Fundamentally, the thing to do is to understand the N-th Fibonacci number as a + b, where φ^N = a + b * φ, where a and b are natural numbers and φ^2 = φ + 1.
It's not important to understand phi as a floating point value; we can just work in the abstract arithmetic where we've added to the natural numbers a new entity phi defined to satisfy φ^2 = φ + 1 (just like complex numbers are the abstract arithmetic where we've added to ordinary arithmetic an i defined to satisfy i^2 = -1).
Call these Fomplex numbers; a Fomplex number a + b * φ amounts to just a pair of natural numbers, and it's easy enough to add and multiply them with natural number arithmetic. To calculate the N-th Fibonacci number, just calculate φ^N and add together its coefficients, as noted. As for how to efficiently calculate φ^N, use the usual addition chain approach to exponentiation (e.g., "repeated squaring"), thus getting a result in Θ(log N) many additions and multiplications.

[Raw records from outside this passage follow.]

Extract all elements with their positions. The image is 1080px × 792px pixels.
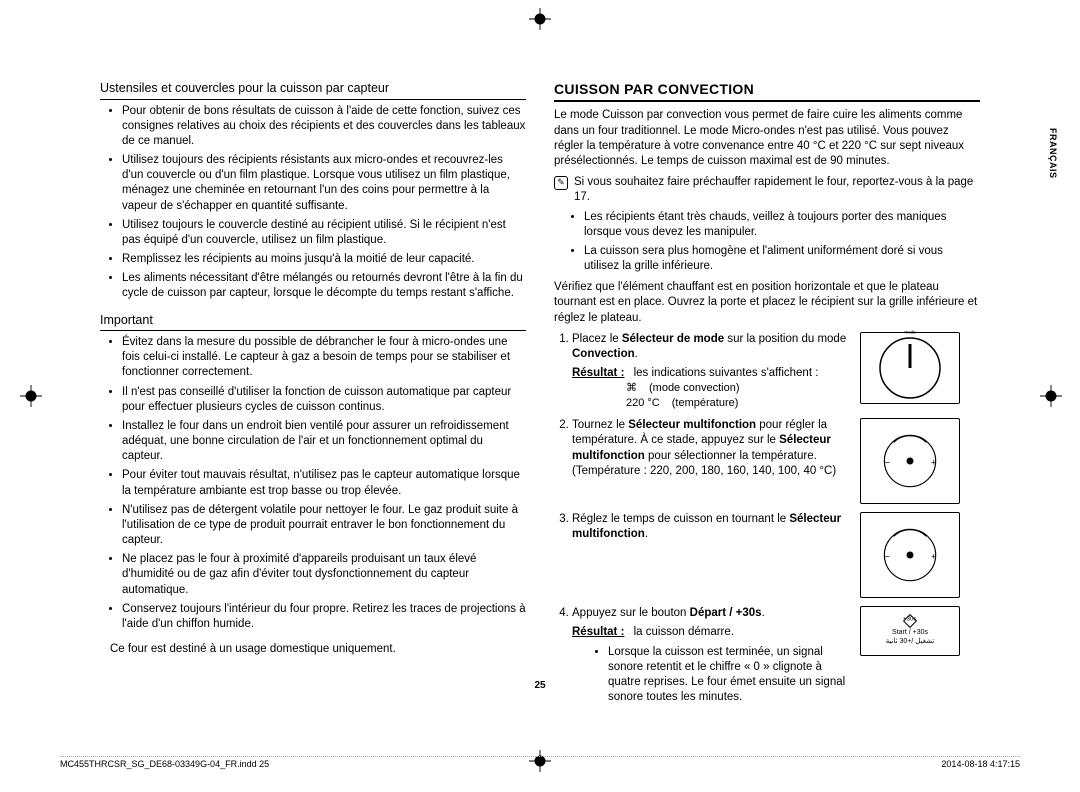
text: .: [645, 528, 648, 540]
list-item: Il n'est pas conseillé d'utiliser la fon…: [122, 385, 526, 415]
multi-dial-figure-2: −+: [860, 512, 960, 598]
registration-mark-top: [529, 8, 551, 30]
text: .: [635, 348, 638, 360]
step4-bullets: Lorsque la cuisson est terminée, un sign…: [572, 645, 852, 706]
bold: Départ / +30s: [690, 607, 762, 619]
note-bullets: Les récipients étant très chauds, veille…: [562, 210, 980, 275]
setup-text: Vérifiez que l'élément chauffant est en …: [554, 280, 980, 326]
start-button-figure: +30s Start / +30s تشغيل /+30 ثانية: [860, 606, 960, 656]
preheat-note: ✎ Si vous souhaitez faire préchauffer ra…: [554, 175, 980, 205]
bold: Convection: [572, 348, 635, 360]
step-1: Placez le Sélecteur de mode sur la posit…: [572, 332, 980, 411]
cell: (température): [672, 396, 739, 411]
convection-intro: Le mode Cuisson par convection vous perm…: [554, 108, 980, 169]
step-3: Réglez le temps de cuisson en tournant l…: [572, 512, 980, 598]
mode-selector-figure: mode: [860, 332, 960, 404]
note-icon: ✎: [554, 176, 568, 190]
list-item: Les aliments nécessitant d'être mélangés…: [122, 271, 526, 301]
list-item: La cuisson sera plus homogène et l'alime…: [584, 244, 980, 274]
svg-text:+: +: [931, 552, 936, 562]
svg-text:−: −: [884, 552, 889, 562]
utensils-heading: Ustensiles et couvercles pour la cuisson…: [100, 80, 526, 100]
step-4: Appuyez sur le bouton Départ / +30s. Rés…: [572, 606, 980, 707]
cell: 220 °C: [626, 396, 660, 411]
result-table: ⌘ (mode convection) 220 °C (température): [626, 381, 852, 410]
cell: (mode convection): [649, 381, 740, 396]
fig4-l3: تشغيل /+30 ثانية: [886, 637, 935, 646]
svg-text:+: +: [931, 458, 936, 468]
temp-list: (Température : 220, 200, 180, 160, 140, …: [572, 464, 852, 479]
list-item: Lorsque la cuisson est terminée, un sign…: [608, 645, 852, 706]
footer-file: MC455THRCSR_SG_DE68-03349G-04_FR.indd 25: [60, 759, 269, 769]
registration-mark-right: [1040, 385, 1062, 407]
text: .: [762, 607, 765, 619]
important-list: Évitez dans la mesure du possible de déb…: [100, 335, 526, 632]
list-item: Pour éviter tout mauvais résultat, n'uti…: [122, 468, 526, 498]
note-text: Si vous souhaitez faire préchauffer rapi…: [574, 175, 980, 205]
result-text: la cuisson démarre.: [634, 626, 734, 638]
registration-mark-left: [20, 385, 42, 407]
multi-dial-figure: −+: [860, 418, 960, 504]
text: Placez le: [572, 333, 622, 345]
text: Tournez le: [572, 419, 628, 431]
list-item: Pour obtenir de bons résultats de cuisso…: [122, 104, 526, 150]
domestic-use-note: Ce four est destiné à un usage domestiqu…: [110, 642, 526, 657]
list-item: Conservez toujours l'intérieur du four p…: [122, 602, 526, 632]
list-item: Évitez dans la mesure du possible de déb…: [122, 335, 526, 381]
footer-date: 2014-08-18 4:17:15: [941, 759, 1020, 769]
bold: Sélecteur multifonction: [628, 419, 756, 431]
steps-list: Placez le Sélecteur de mode sur la posit…: [554, 332, 980, 708]
list-item: N'utilisez pas de détergent volatile pou…: [122, 503, 526, 549]
list-item: Remplissez les récipients au moins jusqu…: [122, 252, 526, 267]
text: sur la position du mode: [724, 333, 846, 345]
print-footer: MC455THRCSR_SG_DE68-03349G-04_FR.indd 25…: [60, 756, 1020, 769]
result-label: Résultat :: [572, 367, 624, 379]
list-item: Utilisez toujours des récipients résista…: [122, 153, 526, 214]
list-item: Utilisez toujours le couvercle destiné a…: [122, 218, 526, 248]
left-column: Ustensiles et couvercles pour la cuisson…: [100, 80, 526, 715]
list-item: Ne placez pas le four à proximité d'appa…: [122, 552, 526, 598]
bold: Sélecteur de mode: [622, 333, 724, 345]
list-item: Installez le four dans un endroit bien v…: [122, 419, 526, 465]
text: Appuyez sur le bouton: [572, 607, 690, 619]
svg-text:mode: mode: [904, 329, 916, 334]
cell: ⌘: [626, 381, 637, 396]
fig4-l1: +30s: [903, 617, 916, 625]
utensils-list: Pour obtenir de bons résultats de cuisso…: [100, 104, 526, 302]
text: Réglez le temps de cuisson en tournant l…: [572, 513, 789, 525]
convection-title: CUISSON PAR CONVECTION: [554, 80, 980, 102]
text: pour sélectionner la température.: [645, 450, 817, 462]
result-label: Résultat :: [572, 626, 624, 638]
right-column: CUISSON PAR CONVECTION Le mode Cuisson p…: [554, 80, 980, 715]
page-number: 25: [0, 680, 1080, 691]
fig4-l2: Start / +30s: [892, 628, 928, 637]
step-2: Tournez le Sélecteur multifonction pour …: [572, 418, 980, 504]
important-heading: Important: [100, 312, 526, 332]
list-item: Les récipients étant très chauds, veille…: [584, 210, 980, 240]
page-content: Ustensiles et couvercles pour la cuisson…: [100, 80, 980, 740]
language-tab: FRANÇAIS: [1048, 128, 1058, 179]
svg-text:−: −: [884, 458, 889, 468]
result-text: les indications suivantes s'affichent :: [634, 367, 819, 379]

This is incidentally the same as the matrix approach, essentially, but perhaps a cleaner perspective on it; at any rate, it is a way of thinking which will serve as a useful tool in your back pocket for other general problems about linear recurrences.
How neat! Among its properties not the least interesting is that it has finally convinced me that the initial condition f(0) = f(1) = 1 is not arbitrary but perfectly natural.
Ah, but actually that part is still a little arbitrary. This technique is fully general; variants describe ANY linear recurrence with ANY initial values. In particular, the Nth value of the Fibonacci-type sequence with 0th value x and 1th value y is xa + yb where a + bϕ = ϕ^N. I just happen to have chosen the weights x and y to both be 1 in that discussion.